Fig 6: View of Trace.

../../_images/fig51.png

Fig 7: View of Memory usage.

../../_images/fig6.png

Fig 8: View of Modules.

Launching a PyTorch-based application

For completeness, we provide an example of a job script that incorporates a PyTorch singularity container. The script can be adapted according to requested computing resources.

#!/bin/bash -l
#SBATCH --job-name=PyTprofiler
#SBATCH --account=<project_account>
#SBATCH --time=00:10:00     #wall-time 
#SBATCH --partition=accel   #partition 
#SBATCH --nodes=1           #nbr of nodes
#SBATCH --ntasks=1          #nbr of tasks
#SBATCH --ntasks-per-node=1 #nbr of tasks per nodes (nbr of cpu-cores, MPI-processes)
#SBATCH --cpus-per-task=1   #nbr of threads
#SBATCH --gpus=1            #total nbr of gpus
#SBATCH --gpus-per-node=1   #nbr of gpus per node
#SBATCH --mem=4G            #main memory
#SBATCH -o PyTprofiler.out  #slurm output 

# Set up job environment
set -o errexit # exit on any error
set -o nounset # treat unset variables as error

#define paths
Mydir=<Path-to-Workspace>
MyContainer=${Mydir}/Container/pytorch_22.12-py3.sif
MyExp=${Mydir}/examples

#specify bind paths by setting the environment variable
#export SINGULARITY_BIND="${MyExp},$PWD"

#TF32 is enabled by default in the NVIDIA NGC TensorFlow and PyTorch containers 
#To disable TF32 set the environment variable to 0
#export NVIDIA_TF32_OVERRIDE=0

#to run singularity container 
singularity exec --nv -B ${MyExp},$PWD ${MyContainer} python ${MyExp}/resnet18_with_profiler_api.py

echo 
echo "--Job ID:" $SLURM_JOB_ID
echo "--total nbr of gpus" $SLURM_GPUS
echo "--nbr of gpus_per_node" $SLURM_GPUS_PER_NODE

More details about how to write a job script can be found here.

Conclusion

In conclusion, we have provided a guide on how to perform code profiling of GPU-accelerated Deep Learning models using the PyTorch Profiler.
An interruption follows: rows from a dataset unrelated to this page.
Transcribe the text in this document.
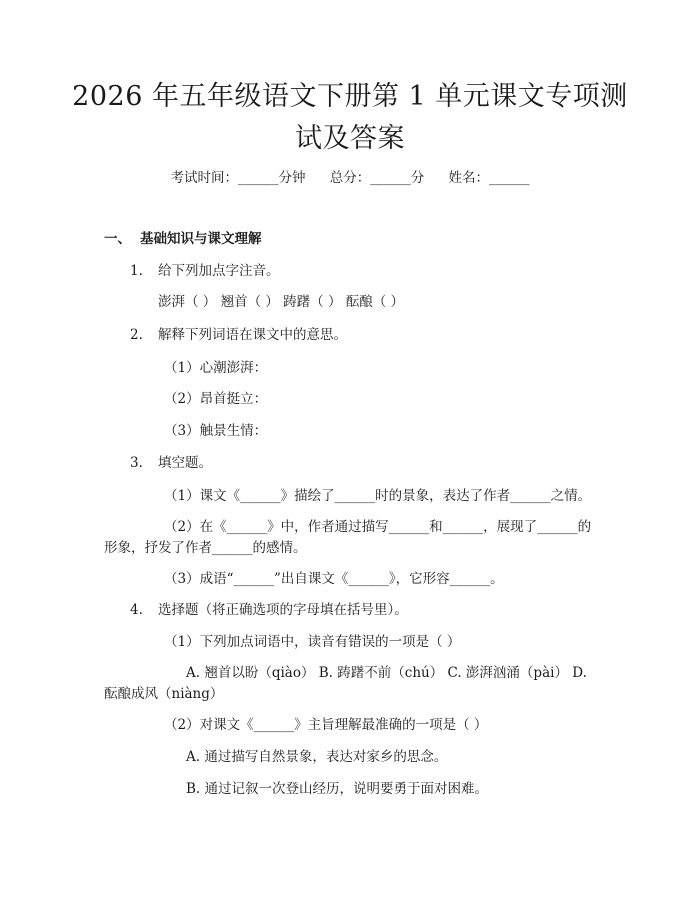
2026 年五年级语文下册第 1 单元课文专项测
试及答案
考试时间：______分钟 总分：______分 姓名：______
一、 基础知识与课文理解
1. 给下列加点字注音。
澎湃（ ） 翘首（ ） 踌躇（ ） 酝酿（ ）
2. 解释下列词语在课文中的意思。
（1）心潮澎湃：
（2）昂首挺立：
（3）触景生情：
3. 填空题。
（1）课文《______》描绘了______时的景象，表达了作者______之情。
（2）在《______》中，作者通过描写______和______，展现了______的
形象，抒发了作者______的感情。
（3）成语“______”出自课文《______》，它形容______。
4. 选择题（将正确选项的字母填在括号里）。
（1）下列加点词语中，读音有错误的一项是（ ）
A. 翘首以盼（qiào） B. 踌躇不前（chú） C. 澎湃汹涌（pài） D.
酝酿成风（niàng）
（2）对课文《______》主旨理解最准确的一项是（ ）
A. 通过描写自然景象，表达对家乡的思念。
B. 通过记叙一次登山经历，说明要勇于面对困难。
The particularity of the profiler relies on its simplicity and ease of use without installing additional packages and with a few lines of code to be added. These lines of code constitute the setting of the profiler, which can be customized according to the desired performance metrics. The profiler provides an overview of metrics; this includes a summary of GPU usage and Tensor cores usage (if it is enabled), this is in addition to an advanced analysis based on the view of GPU kernel, memory usage in time, trace and modules. These features are key elements for identifying bottlenecks in an application. Identifying these bottlenecks has the benefit of optimizing the application to run efficiently and reliably on HPC systems.